Immanuel Kant, der bekannte Philosoph der Epoche der Aufklärung, forderte als Herstellung des ewigen Friedens eine große Republik, welche nach Weltfrieden strebt. Diese sollte durch die Öffnung der Grenzen zustande kommen, so dass der Wille nach Frieden hinausgetragen wird, es zu einer Versöhnung der entfernten Weltteile kommt und zum Anschluss weiterer Staaten. Wie für Kant typisch ist hierbei die Bedingung der Wille, die Vernunft, die Freiheit, die Moral, die Bildung, die Autonomie… Er sah ein großes und universelles Land vor Augen mit einer Staatsangehörigkeit und einer Nationalität, um die Unterschiede und Kommunikationsschwierigkeiten zwischen den unterschiedlichen Kulturen zu vermindern.
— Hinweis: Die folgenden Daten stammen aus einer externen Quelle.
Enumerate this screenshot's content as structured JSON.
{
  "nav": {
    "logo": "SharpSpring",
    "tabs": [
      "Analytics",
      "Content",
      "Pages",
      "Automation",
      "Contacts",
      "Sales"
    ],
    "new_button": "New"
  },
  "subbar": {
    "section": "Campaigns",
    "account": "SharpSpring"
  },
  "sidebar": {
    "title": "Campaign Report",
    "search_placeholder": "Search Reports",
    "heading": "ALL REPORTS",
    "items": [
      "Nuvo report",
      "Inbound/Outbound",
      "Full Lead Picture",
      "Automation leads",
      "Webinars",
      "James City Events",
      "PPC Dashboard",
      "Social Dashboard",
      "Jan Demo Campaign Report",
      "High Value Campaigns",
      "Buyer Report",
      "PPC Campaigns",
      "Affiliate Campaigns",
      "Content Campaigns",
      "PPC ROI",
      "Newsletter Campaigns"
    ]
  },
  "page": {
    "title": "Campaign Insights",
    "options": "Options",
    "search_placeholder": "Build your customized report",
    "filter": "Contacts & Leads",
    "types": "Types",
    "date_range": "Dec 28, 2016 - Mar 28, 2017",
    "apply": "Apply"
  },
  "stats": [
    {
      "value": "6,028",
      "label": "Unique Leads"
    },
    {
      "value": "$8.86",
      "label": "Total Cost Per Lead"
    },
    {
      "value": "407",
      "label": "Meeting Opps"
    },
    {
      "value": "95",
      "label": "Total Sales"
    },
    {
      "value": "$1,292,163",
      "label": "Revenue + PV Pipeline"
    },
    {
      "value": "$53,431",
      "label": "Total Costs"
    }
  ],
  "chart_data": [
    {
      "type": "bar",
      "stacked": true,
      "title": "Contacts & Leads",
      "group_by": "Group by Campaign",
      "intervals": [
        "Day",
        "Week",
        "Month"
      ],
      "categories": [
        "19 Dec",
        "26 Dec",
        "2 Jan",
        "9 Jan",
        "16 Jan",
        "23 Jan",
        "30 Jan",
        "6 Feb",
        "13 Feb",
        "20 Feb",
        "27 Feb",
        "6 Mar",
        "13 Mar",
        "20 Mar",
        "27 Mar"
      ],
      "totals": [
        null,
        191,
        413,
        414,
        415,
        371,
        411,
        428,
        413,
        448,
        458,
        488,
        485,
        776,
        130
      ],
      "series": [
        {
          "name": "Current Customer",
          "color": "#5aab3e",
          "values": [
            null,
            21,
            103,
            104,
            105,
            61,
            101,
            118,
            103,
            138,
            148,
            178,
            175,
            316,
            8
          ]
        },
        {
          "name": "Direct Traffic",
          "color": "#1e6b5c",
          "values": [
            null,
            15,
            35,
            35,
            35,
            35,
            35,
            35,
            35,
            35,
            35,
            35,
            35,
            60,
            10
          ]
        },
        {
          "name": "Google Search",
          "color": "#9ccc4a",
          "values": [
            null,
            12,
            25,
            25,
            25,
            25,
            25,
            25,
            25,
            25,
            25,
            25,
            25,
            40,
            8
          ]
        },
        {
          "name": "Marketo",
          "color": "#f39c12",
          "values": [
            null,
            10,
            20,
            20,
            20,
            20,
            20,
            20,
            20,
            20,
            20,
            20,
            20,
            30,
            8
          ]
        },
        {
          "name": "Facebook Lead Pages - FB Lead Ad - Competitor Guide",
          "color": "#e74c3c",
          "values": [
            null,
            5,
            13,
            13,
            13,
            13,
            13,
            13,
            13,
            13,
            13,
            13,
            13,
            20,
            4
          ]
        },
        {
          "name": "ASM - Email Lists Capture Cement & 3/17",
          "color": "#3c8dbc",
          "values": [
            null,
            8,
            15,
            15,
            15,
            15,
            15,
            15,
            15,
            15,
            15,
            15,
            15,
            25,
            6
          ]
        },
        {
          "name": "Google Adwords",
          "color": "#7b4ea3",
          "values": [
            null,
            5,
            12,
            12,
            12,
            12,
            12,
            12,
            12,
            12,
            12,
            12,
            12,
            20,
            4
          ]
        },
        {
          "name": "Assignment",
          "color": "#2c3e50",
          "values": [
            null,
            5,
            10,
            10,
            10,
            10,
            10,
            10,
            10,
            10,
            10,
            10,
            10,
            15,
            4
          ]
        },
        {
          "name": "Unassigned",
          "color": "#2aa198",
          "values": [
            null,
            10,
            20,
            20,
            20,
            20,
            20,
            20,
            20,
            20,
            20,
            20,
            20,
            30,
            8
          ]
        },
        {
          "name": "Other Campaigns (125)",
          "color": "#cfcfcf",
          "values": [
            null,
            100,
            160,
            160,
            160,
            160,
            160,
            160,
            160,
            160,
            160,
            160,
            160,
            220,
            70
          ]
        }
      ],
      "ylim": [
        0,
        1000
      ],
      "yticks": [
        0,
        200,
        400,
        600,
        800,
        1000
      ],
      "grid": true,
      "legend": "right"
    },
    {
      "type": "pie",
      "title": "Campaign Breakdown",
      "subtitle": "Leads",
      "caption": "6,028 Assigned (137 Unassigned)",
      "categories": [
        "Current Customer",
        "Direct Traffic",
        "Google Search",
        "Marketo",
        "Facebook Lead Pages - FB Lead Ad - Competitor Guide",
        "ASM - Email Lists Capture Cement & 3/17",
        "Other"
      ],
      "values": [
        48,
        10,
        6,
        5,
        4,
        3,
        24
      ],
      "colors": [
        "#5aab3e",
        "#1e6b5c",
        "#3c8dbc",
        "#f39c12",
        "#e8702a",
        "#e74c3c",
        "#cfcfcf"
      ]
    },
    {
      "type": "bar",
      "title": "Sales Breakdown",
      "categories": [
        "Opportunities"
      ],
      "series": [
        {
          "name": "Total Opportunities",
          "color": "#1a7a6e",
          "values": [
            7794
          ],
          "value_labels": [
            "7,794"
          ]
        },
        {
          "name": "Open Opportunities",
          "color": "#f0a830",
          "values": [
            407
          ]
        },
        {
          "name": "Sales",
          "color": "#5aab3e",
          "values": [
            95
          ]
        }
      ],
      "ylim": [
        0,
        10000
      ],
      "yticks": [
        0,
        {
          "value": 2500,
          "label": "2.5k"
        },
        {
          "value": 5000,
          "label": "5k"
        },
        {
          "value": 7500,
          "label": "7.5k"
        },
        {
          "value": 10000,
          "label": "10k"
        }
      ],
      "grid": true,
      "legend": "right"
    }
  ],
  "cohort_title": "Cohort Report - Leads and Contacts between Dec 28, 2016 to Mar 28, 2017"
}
Wir kommen meist gar nicht dazu, uns mit den anderen Kulturen auszutauschen, einen Dialog zu führen oder ihnen Respekt zu erweisen, weil dies durch die Vorurteile und Verallgemeinerungen, die wir durch die Medien oder die eigene Neigung vermittelt bekommen, überschattet wird. Auch etwa durch die Gier und den Machtwillen sowie deren Anhäufung des Imperialismus und nicht zuletzt durch eine kapitalistische Gesellschaft. Doch es ist Zeit aufeinander zu zugehen! ,,Guten Tag, ich bin ihr neuer Nachbar. Ich bin Muslim. Wie sie wissen beten wir fünf Mal am Tag. Wenn ich ihnen mal zu laut bin, dann klopfen sie ruhig an die Wand!“ oder ,,Hallo, habe hier ein neues Gesicht gesehen. Sagen sie mal, wie ist das so im Islam mit…“
Und auch wir Muslime dürfen und sollen die Deutschen auch nicht alle in einen Topf werfen! Es gibt sehr viele Deutsche, die uns respektieren und gut behandeln und unsere momentane Situation kennen, der ideologische, spaltende und langsam auch rassistische Krieg.

Möge Allah uns zu einer Bereicherung dieser Gesellschaft machen!